Summer distractions are sometimes compounded by having a slower workflow or by having more unsupervised time as coworkers and bosses take time off. A few weeks ago, I wrote about finding adequate time for reflection when you don’t have the benefit of an academic calendar, but what about simply getting the job done? Below are a few suggestions, please add some of your own in the comments!

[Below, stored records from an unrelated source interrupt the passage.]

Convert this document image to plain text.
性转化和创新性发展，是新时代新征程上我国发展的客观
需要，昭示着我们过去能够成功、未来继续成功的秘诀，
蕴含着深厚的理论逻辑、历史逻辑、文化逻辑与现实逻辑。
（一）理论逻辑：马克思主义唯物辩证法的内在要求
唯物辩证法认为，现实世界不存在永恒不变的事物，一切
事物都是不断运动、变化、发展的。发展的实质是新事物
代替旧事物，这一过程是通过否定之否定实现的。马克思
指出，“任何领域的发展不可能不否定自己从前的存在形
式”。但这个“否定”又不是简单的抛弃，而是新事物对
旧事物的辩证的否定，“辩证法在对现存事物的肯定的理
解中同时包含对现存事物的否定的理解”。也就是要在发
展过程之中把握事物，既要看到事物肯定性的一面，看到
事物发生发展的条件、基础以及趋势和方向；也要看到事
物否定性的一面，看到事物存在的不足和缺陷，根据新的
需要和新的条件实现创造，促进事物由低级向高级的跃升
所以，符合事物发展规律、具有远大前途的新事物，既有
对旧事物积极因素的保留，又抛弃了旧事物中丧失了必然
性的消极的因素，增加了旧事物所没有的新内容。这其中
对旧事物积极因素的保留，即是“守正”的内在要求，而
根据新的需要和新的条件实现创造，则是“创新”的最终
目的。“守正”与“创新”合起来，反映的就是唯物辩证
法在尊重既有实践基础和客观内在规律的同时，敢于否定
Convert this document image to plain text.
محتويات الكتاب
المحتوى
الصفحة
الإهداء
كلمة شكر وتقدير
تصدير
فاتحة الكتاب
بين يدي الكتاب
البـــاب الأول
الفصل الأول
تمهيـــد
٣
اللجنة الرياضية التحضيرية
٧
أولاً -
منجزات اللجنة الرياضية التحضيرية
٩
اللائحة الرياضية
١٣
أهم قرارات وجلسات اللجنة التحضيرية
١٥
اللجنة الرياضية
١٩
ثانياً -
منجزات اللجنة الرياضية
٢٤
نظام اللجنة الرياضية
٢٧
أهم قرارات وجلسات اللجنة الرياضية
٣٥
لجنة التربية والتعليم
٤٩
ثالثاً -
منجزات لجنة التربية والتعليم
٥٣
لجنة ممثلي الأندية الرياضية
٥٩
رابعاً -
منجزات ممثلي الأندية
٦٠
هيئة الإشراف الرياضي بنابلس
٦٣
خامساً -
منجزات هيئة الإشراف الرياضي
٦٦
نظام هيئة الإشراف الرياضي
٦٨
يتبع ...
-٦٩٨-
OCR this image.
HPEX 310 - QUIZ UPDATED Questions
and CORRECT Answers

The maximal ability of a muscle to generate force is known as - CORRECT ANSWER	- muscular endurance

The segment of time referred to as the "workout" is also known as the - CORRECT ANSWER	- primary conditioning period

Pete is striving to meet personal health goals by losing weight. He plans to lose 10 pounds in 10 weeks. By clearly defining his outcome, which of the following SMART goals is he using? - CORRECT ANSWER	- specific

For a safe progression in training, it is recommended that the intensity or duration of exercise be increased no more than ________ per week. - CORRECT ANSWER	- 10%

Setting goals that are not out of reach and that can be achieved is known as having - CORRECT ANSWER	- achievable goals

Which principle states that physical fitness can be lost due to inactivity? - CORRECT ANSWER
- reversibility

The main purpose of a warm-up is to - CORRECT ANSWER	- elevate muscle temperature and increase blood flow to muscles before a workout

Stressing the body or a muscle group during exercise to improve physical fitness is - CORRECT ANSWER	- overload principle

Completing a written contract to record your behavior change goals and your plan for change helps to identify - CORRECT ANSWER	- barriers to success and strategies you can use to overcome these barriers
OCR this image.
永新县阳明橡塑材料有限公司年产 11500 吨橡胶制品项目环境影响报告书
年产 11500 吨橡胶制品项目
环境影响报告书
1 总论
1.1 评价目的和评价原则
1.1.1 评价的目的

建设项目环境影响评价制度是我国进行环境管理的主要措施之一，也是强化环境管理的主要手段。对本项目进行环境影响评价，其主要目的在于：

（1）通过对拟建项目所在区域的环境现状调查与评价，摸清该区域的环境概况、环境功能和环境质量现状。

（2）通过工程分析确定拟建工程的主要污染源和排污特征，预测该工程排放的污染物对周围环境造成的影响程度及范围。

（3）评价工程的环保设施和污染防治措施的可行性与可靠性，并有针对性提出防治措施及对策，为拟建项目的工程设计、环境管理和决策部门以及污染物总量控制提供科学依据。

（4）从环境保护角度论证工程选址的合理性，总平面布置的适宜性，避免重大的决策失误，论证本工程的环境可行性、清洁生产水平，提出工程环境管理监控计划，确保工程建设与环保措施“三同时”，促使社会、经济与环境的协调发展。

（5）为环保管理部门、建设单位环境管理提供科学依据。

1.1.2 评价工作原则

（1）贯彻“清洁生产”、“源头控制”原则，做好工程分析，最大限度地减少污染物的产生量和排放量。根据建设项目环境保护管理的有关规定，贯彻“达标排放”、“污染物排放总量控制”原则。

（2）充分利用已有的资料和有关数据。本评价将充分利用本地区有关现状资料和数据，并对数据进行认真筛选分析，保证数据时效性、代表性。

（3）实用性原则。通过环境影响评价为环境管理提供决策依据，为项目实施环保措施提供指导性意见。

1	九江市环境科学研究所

  1. Write out some summer work goals: this is particularly important if many of your usual tasks disappear or become less arduous over the summer. Think of some projects that you frequently wish you could do during the rest of the year but that tend to fall by the wayside and make a list.
  2. Sometimes you need to make your own structure: if your life is less routined over the summer, it becomes very important to create your own structure. Routines help things to get done and help your time at work to pass more quickly.
  3. Work hard so you can play hard: once you have your summer goals and have allotted the time to do them, make it happen!
  4. Schedule in some summer fun: focusing on work becomes easier if you know you will be rewarded. Even if you can’t get away, plan weekend trips to the beach or take advantage of the longer summer days by taking a long bike ride after work.
  5. Use, but don’t abuse your vacation time: if you are lucky enough to be allowed some time off over the summer, take it! Neglecting your time off is a good way to develop resentment toward your job and burn out in the long run. At the same time, if you are allowed to take two weeks off, don’t try to stretch it to three or more, even if your boss is away; these things are noticed.

2 Comments

  1. No blinding revelations but a couple of comments from years of experience. It’s very helpful to know in advance when key support staff will be on vacation. It’s also helpful to monitor unused vacation days so the whole office isn’t suddenly trying to use up days that will be lost at the end of June. In many cases, that’s the end of the fiscal year, so you need all the help you can get just when everyone is gone.

  2. Great point. keeping an operation going is a team effort. While vacations can certainly be devoted to self-indulgence, setting things up in a considerate way requires a coordinated effort.